Another highlight is the interest of ongoing treatment. Even if few patients were concerned, observations can be drawn. After the first 6 cycles, 2 opposing strategies can be chosen; either to stop or to continue trabectedin until intolerance or tumour progression. About a quarter of the patients received more than 6 cycles of trabectedin, which an acceptable toxicity allowing prolonged treatment. The evolution of the 2 groups differs: median PFS was doubled in favor of therapeutic maintenance. On the other hand, no difference on the median OS was observed. This finding is already documented by the T-DIS study, a randomised phase 2 trial (34). Median PFS was 7.2 months [CI95%: 4.0–12.7] in the continuation group versus 4.0 months [CI95%: 2.5 − 5.5] in the interruption group, with a significant improvement (HR: 1.97 [CI95%: 1.09–3.54], p = 0.02). Nonetheless, in our retrospective study, probable bias exists: no randomization, patients who continued chemotherapy were certainly patients where the benefit/tolerance balance was the most favourable, and few number of patients (29 patients in the maintenance group and 15 in the interruption group).

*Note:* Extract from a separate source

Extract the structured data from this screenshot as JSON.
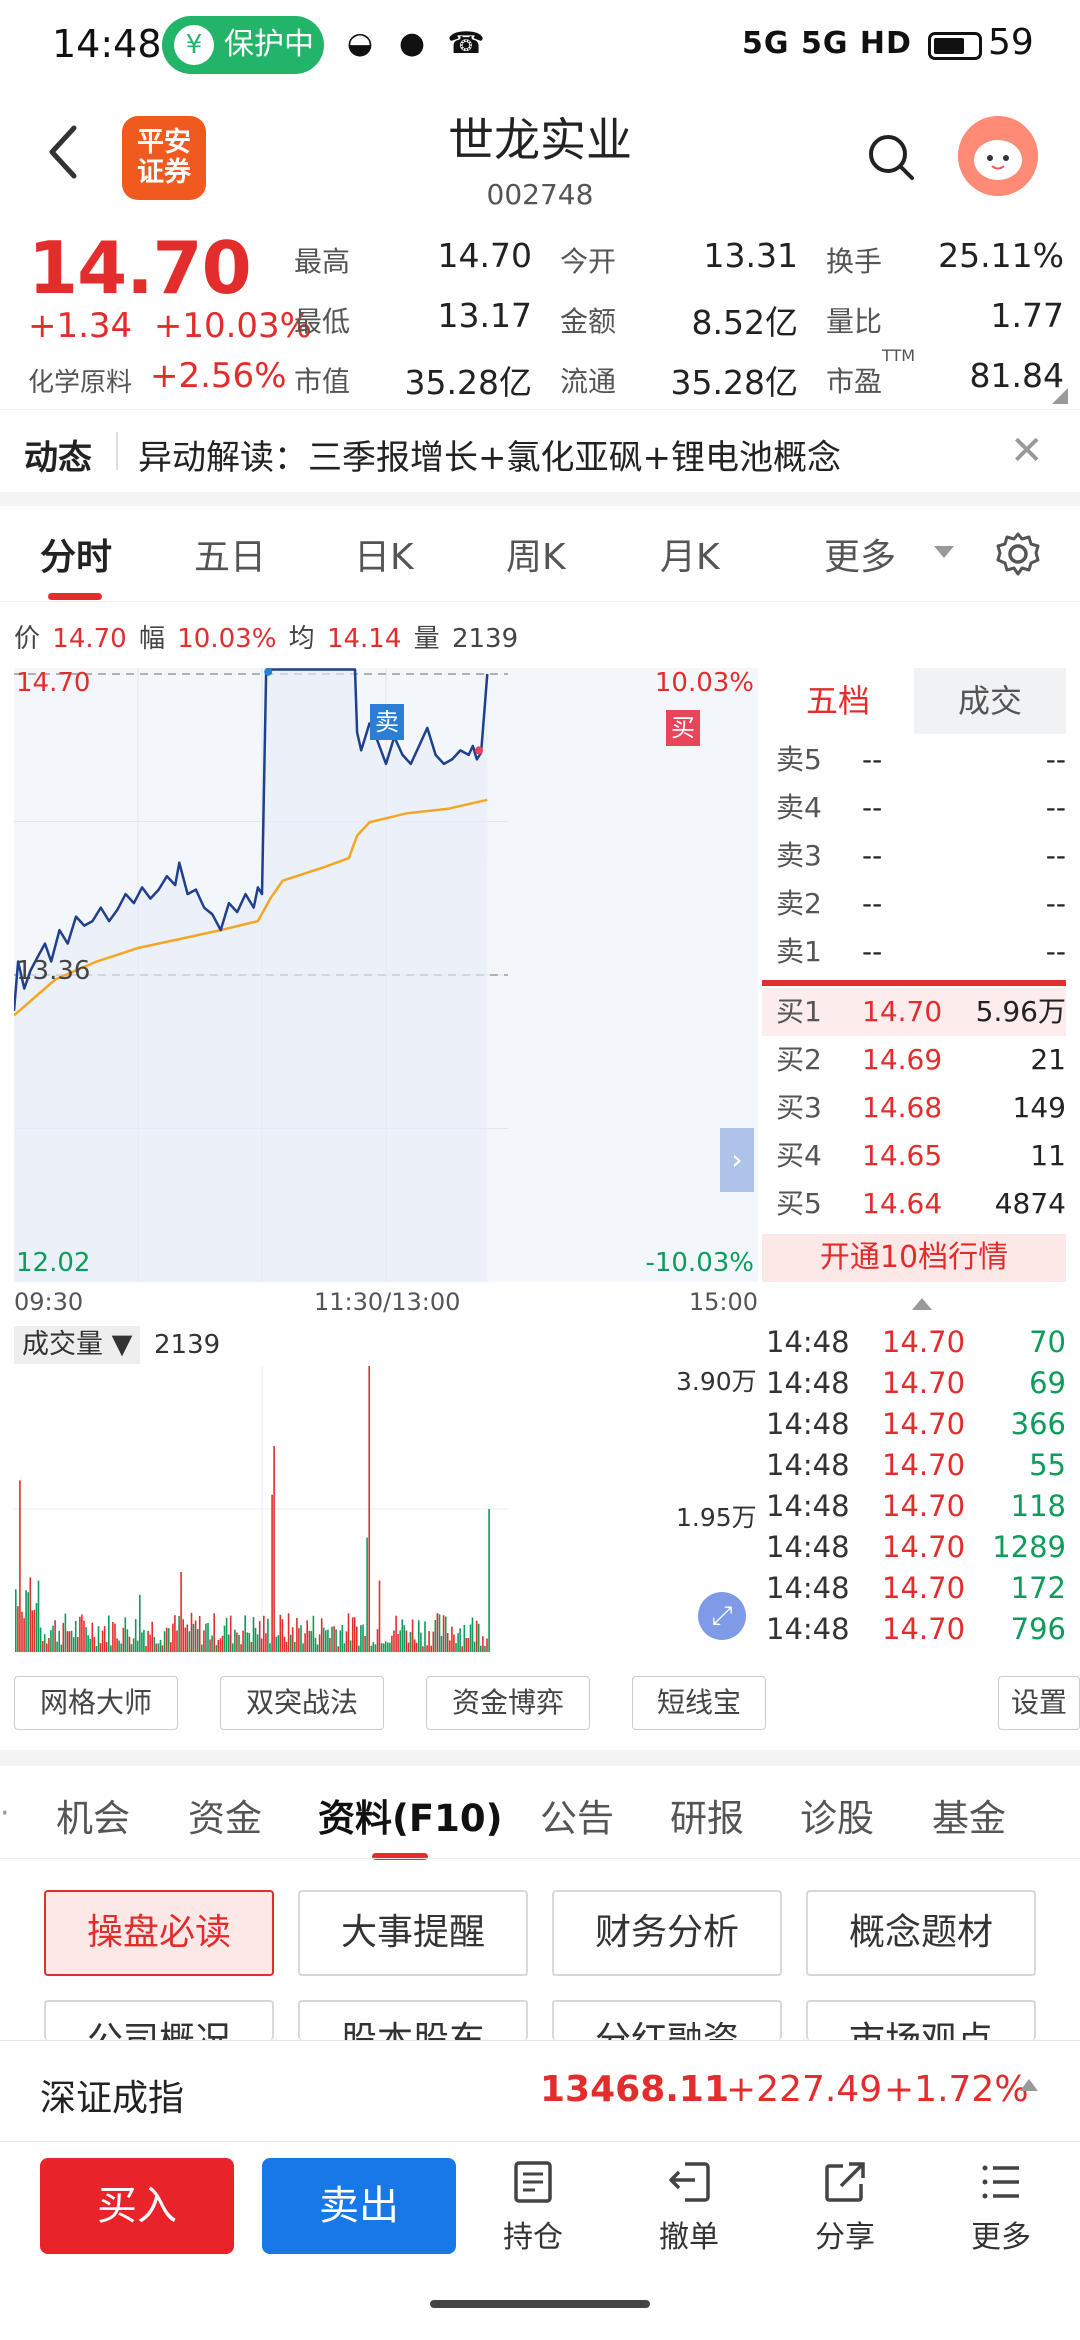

In terms of toxicities, most of them were expected and manageable, non - cumulative, mainly summarized by haematological and hepatological failures, and consistent with the previous T – SARC randomized trial (23). Thirty four percent of patients used granulocyte colony-stimulating factors which were 28% in the Demetri et al. study (10). Other toxicities were quite similarly to the results of the current publications (35–37).
This study had some limitations. The retrospective design made comparisons with previous randomized control trial difficult because the study population and follow-up may differ. For example, the enrolment and treatment criteria of our study were less restrictive with more pretreated patients and other histological subtypes than liposarcomas and leiomyosarcomas. In addition, dose reductions, treatment delays and tumor evaluations depended on the physician’s choice. The small number of patients and missing data limited the analysis, in particular the association between different histological subtypes and clinical outcomes. Finally, there was no provision for a quality-of-life assessment Despite these limitations, this study is representative of the general population because it included patients treated in 2 centers with different medical situations, and these results could be considered to represent assessment of trabectedin effectiveness in the real-world clinical conditions.